How It Works in FlipLink
FlipLink's viewer is engineered to minimize CLS by reserving fixed dimensions for the flipbook container before page content fully loads. Images and interactive elements render within pre-allocated spaces so the layout does not shift as assets arrive. The Three.js flipbook renderer and PDF.js document viewer both initialize with a stable frame, preventing the page-flip animation from causing layout jumps. The [responsive embed](/features/sharing-and-distribution) code that FlipLink generates uses aspect-ratio containers, which claim the correct amount of space on the host page immediately. This design benefits both the embedded viewer on your website and the hosted publication on go.fliplink.me.
Key Metrics
CLS is measured using two components for each shift: **impact fraction** (the percentage of the viewport affected) and **distance fraction** (how far the element moved relative to the viewport). The layout shift score for a single frame equals impact fraction multiplied by distance fraction. Shifts that happen within 500 milliseconds of user input (like a click or tap) are excluded because the user expects movement in response to their action. Chrome's DevTools, Lighthouse, PageSpeed Insights, and the Web Vitals JavaScript library all report CLS. Field data from the Chrome User Experience Report (CrUX) provides real-world CLS scores collected from actual visitors.
Technical Details
CLS uses a **session window** approach to calculate the final score. A session window is a group of layout shifts that occur within one second of each other, with a maximum window duration of five seconds. The page's CLS score is the largest single session window, not the sum of all shifts. This method was updated in 2021 to better reflect long-lived pages and single-page applications where content loads progressively. Common causes of high CLS include images without width and height attributes, dynamically injected ads or banners, web fonts that trigger a flash of unstyled text (FOUT), and third-party embeds that load asynchronously without reserved space.
Common Misconceptions
**"CLS only matters during initial page load."** CLS tracks shifts throughout the entire page lifecycle, including those triggered by lazy-loaded images, infinite scroll content, or dynamically inserted elements. Single-page applications that swap content on navigation can accumulate CLS if transitions are not handled carefully.

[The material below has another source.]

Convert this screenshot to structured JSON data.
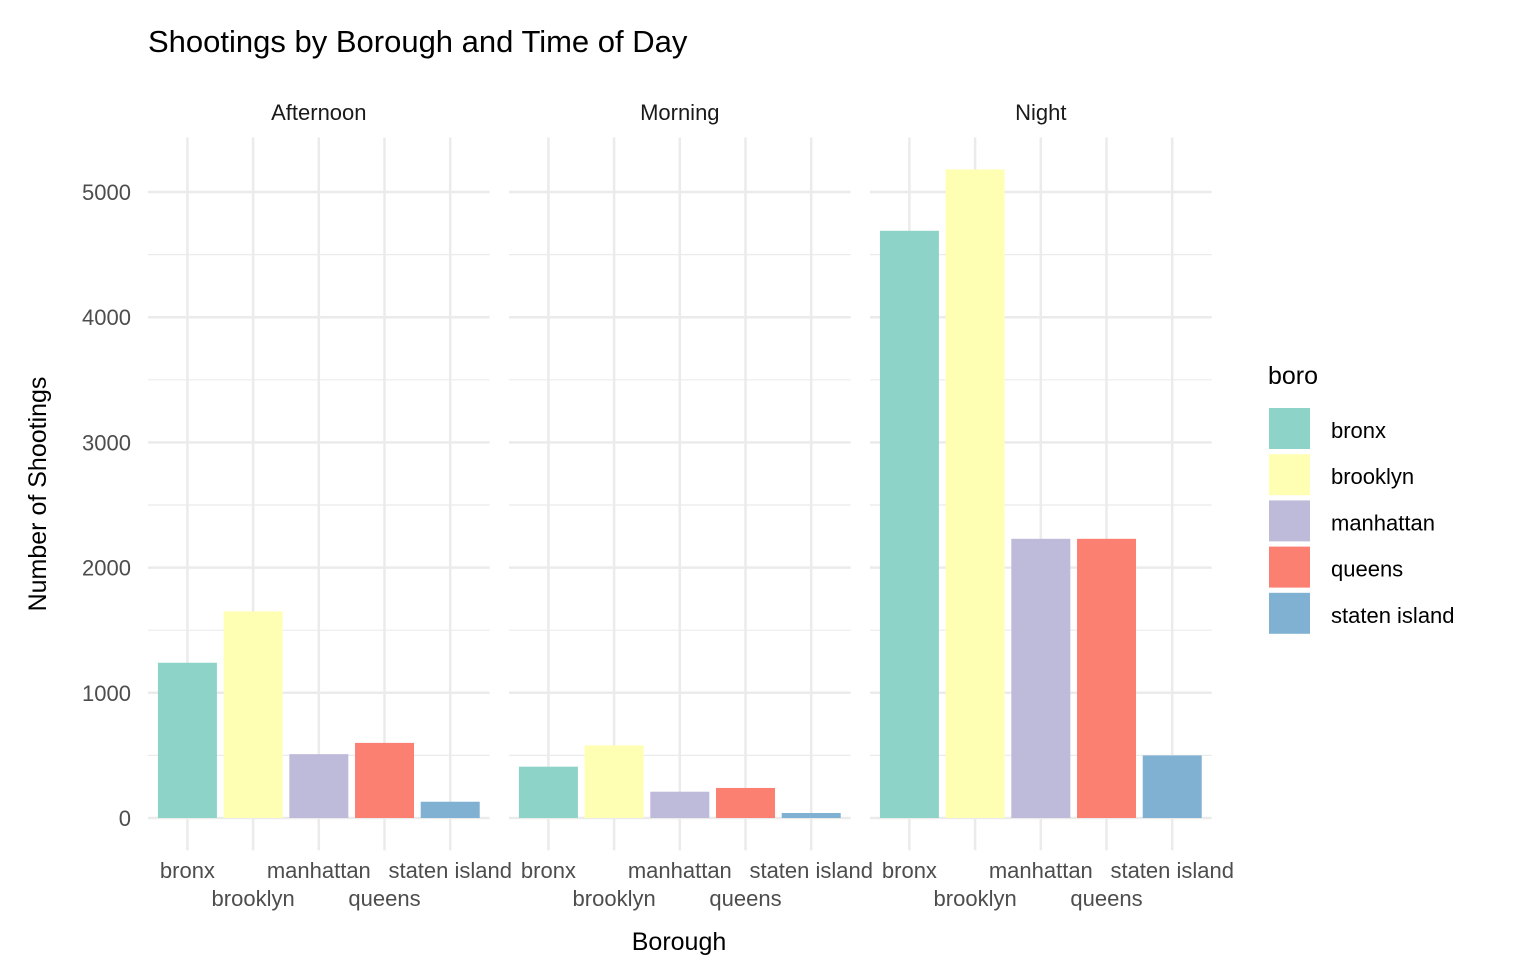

**"A CLS score of 0 is the goal."** While zero is ideal, a score of 0.1 or below is considered good. Chasing absolute zero can lead to over-engineering. The practical target is keeping shifts imperceptible to users.
**"CLS measures how fast a page loads."** CLS has nothing to do with speed. A page can load in under one second and still have terrible CLS if elements jump around during rendering. Speed is measured by [LCP](/glossary/lcp) and other timing metrics, not CLS.